La lista de comprobación del propietario, en orden
- Releer los estatutos de la comunidad (cláusulas sobre el aspecto exterior, los balcones, los aparatos visibles).
- Consultar el servicio de urbanismo del ayuntamiento: ¿zona protegida?, ¿ficha de recomendaciones local?, ¿declaración previa exigida?
- Pedir presupuesto a dos o tres instaladores RGE, exigiendo ficha acústica, plano de implantación y gestión de condensados.
- Sondear a la junta de gobierno de antemano, de manera informal: una junta de gobierno a favor te hace ganar veinte votos.
- Solicitar la inclusión en el orden del día por carta certificada, con un texto de propuesta redactado por ti y la documentación anexa.
- Presentar el expediente en la sesión en tres minutos cronometrados: ruido, estética, agua, responsabilidad.
- Revisar el acta: ¿se ha aplicado la pasarela del artículo 25-1?
- Presentar la declaración previa una vez obtenida la autorización, antes de iniciar cualquier obra.
- Conservar el acta de la junta y la resolución de no oposición en el expediente de la vivienda: te los pedirán al vender.
Lo esencial
La autorización de la junta no es un trámite administrativo más: es el documento que da seguridad jurídica a tu instalación durante diez o quince años y que te protege si cambia el administrador, si vendes el inmueble o si surge un litigio vecinal.
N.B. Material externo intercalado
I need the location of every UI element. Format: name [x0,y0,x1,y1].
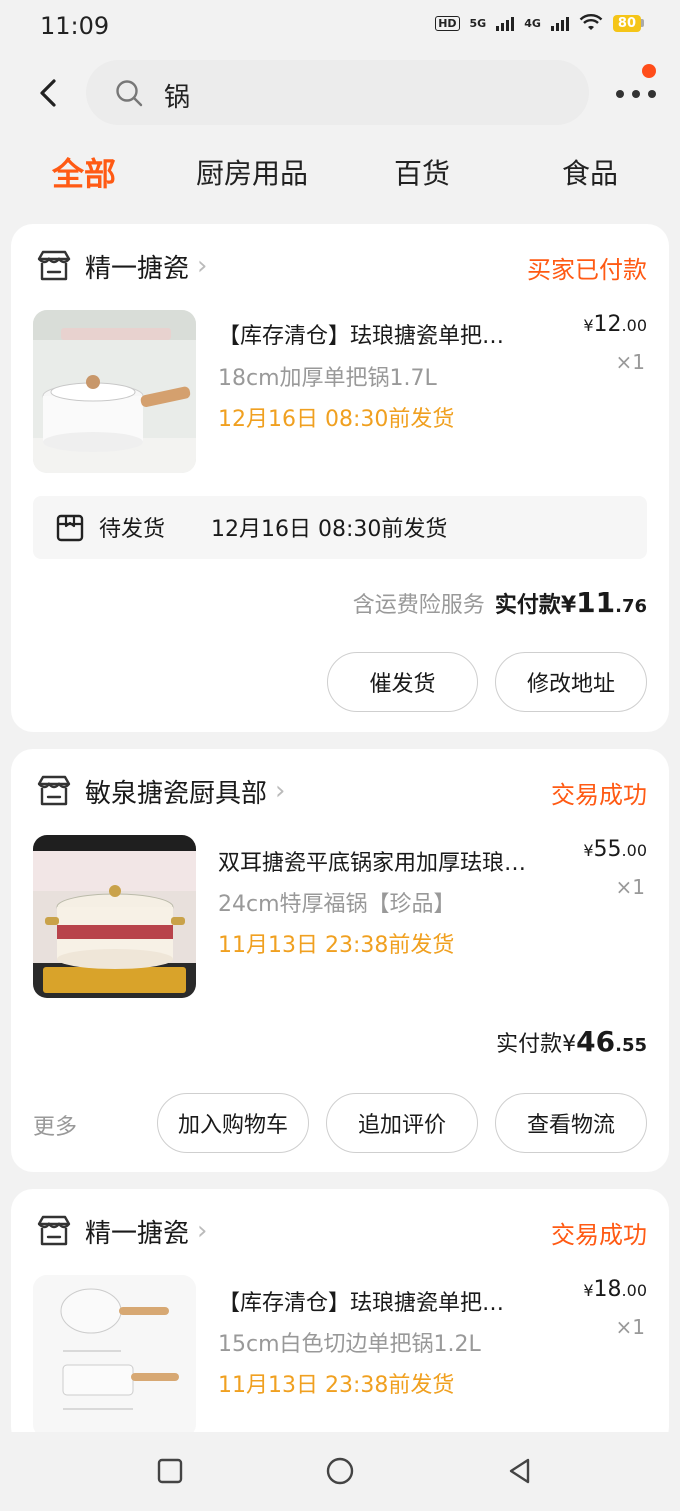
product-sku: 15cm白色切边单把锅1.2L [218,1332,481,1357]
square-nav-icon[interactable] [155,1456,185,1486]
system-nav-bar [0,1432,680,1511]
search-icon [116,80,143,107]
tab-kitchen[interactable]: 厨房用品 [196,152,308,192]
quantity: ×1 [615,350,645,374]
paid-amount: 实付款¥11.76 [494,586,647,619]
unit-price: ¥12.00 [583,312,647,337]
order-card: 敏泉搪瓷厨具部 › 交易成功 双耳搪瓷平底锅家用加厚珐琅… 24cm特厚福锅【珍… [11,749,669,1172]
battery-level: 80 [612,14,641,32]
notification-dot [642,64,656,78]
system-icons: HD 5G 4G 80 [435,14,644,32]
shop-icon [37,775,71,806]
status-bar: 11:09 HD 5G 4G 80 [0,0,680,56]
shop-name: 敏泉搪瓷厨具部 [85,778,268,809]
ship-deadline: 11月13日 23:38前发货 [218,933,455,958]
wifi-icon [579,14,603,30]
product-title[interactable]: 双耳搪瓷平底锅家用加厚珐琅… [218,845,558,877]
shop-link[interactable]: 精一搪瓷 › [35,1209,207,1253]
clock: 11:09 [40,12,110,40]
hd-icon: HD [435,15,460,31]
product-sku: 24cm特厚福锅【珍品】 [218,892,456,917]
triangle-nav-icon[interactable] [505,1456,535,1486]
unit-price: ¥55.00 [583,837,647,862]
order-status: 买家已付款 [527,256,647,284]
product-sku: 18cm加厚单把锅1.7L [218,366,437,391]
network-5g-label: 5G [469,16,487,30]
shop-icon [37,1215,71,1246]
quantity: ×1 [615,1315,645,1339]
circle-nav-icon[interactable] [325,1456,355,1486]
add-to-cart-button[interactable]: 加入购物车 [157,1093,309,1153]
shop-icon [37,250,71,281]
search-input[interactable]: 锅 [86,60,589,125]
unit-price: ¥18.00 [583,1277,647,1302]
add-review-button[interactable]: 追加评价 [326,1093,478,1153]
order-card: 精一搪瓷 › 交易成功 【库存清仓】珐琅搪瓷单把… 15cm白色切边单把锅1.2… [11,1189,669,1449]
paid-amount: 实付款¥46.55 [496,1025,647,1058]
order-status: 交易成功 [551,781,647,809]
search-query: 锅 [164,83,191,113]
order-search-page: 11:09 HD 5G 4G 80 锅 全部 厨房用品 百货 食品 精一搪瓷 ›… [0,0,680,1511]
battery-icon: 80 [612,14,644,32]
payment-summary: 含运费险服务 实付款¥11.76 [353,586,647,619]
payment-summary: 实付款¥46.55 [496,1025,647,1058]
tab-general-goods[interactable]: 百货 [394,152,450,192]
shipping-insurance-note: 含运费险服务 [352,593,485,618]
pending-label: 待发货 [99,517,166,542]
back-arrow-icon[interactable] [34,76,64,110]
ship-deadline: 12月16日 08:30前发货 [218,407,455,432]
shop-name: 精一搪瓷 [85,253,190,284]
change-address-button[interactable]: 修改地址 [495,652,647,712]
product-thumbnail[interactable] [33,835,196,998]
more-dots-icon [616,90,656,98]
product-thumbnail[interactable] [33,1275,196,1438]
more-menu-button[interactable] [612,64,660,112]
chevron-right-icon: › [197,251,208,281]
chevron-right-icon: › [275,776,286,806]
signal-icon-2 [550,15,569,31]
pending-time: 12月16日 08:30前发货 [211,517,448,542]
ship-deadline: 11月13日 23:38前发货 [218,1373,455,1398]
shop-link[interactable]: 敏泉搪瓷厨具部 › [35,769,285,813]
tab-food[interactable]: 食品 [562,152,618,192]
signal-icon [496,15,515,31]
order-status: 交易成功 [551,1221,647,1249]
package-icon [56,514,84,542]
order-card: 精一搪瓷 › 买家已付款 【库存清仓】珐琅搪瓷单把… 18cm加厚单把锅1.7L… [11,224,669,732]
network-4g-label: 4G [524,16,541,30]
urge-shipment-button[interactable]: 催发货 [327,652,478,712]
category-tabs: 全部 厨房用品 百货 食品 [0,152,680,202]
product-title[interactable]: 【库存清仓】珐琅搪瓷单把… [218,1285,558,1317]
shop-name: 精一搪瓷 [85,1218,190,1249]
view-logistics-button[interactable]: 查看物流 [495,1093,647,1153]
quantity: ×1 [615,875,645,899]
tab-all[interactable]: 全部 [52,149,116,195]
product-thumbnail[interactable] [33,310,196,473]
pending-shipment-bar[interactable]: 待发货 12月16日 08:30前发货 [33,496,647,559]
shop-link[interactable]: 精一搪瓷 › [35,244,207,288]
product-title[interactable]: 【库存清仓】珐琅搪瓷单把… [218,318,558,350]
chevron-right-icon: › [197,1216,208,1246]
more-actions-link[interactable]: 更多 [33,1109,77,1141]
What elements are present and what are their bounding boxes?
Un expediente bien preparado —ficha acústica, fotomontaje, evacuación de condensados conectada, certificados del instalador— consigue la aprobación en la gran mayoría de los casos. Un presupuesto sin más, presentado en la sesión, casi nunca.
Y si aun así llega la negativa sin motivo serio, acuérdate de los dos meses: pasado ese plazo, la decisión queda grabada en piedra, por abusiva que sea.
Fuentes: ley n.º 65-557, de 10 de julio de 1965, por la que se fija el estatuto de la propiedad horizontal de los inmuebles construidos (artículos 24, 25, 25-1, 26, 42); Código de urbanismo, artículo R. 421-17; Código de la salud pública, artículos R. 1336-6 a R. 1336-9; Código del medio ambiente, artículos R. 543-99 y siguientes; Service-Public.fr, fichas «Copropriété : travaux» y «Déclaration préalable de travaux»; ANIL (Agence nationale pour l'information sur le logement).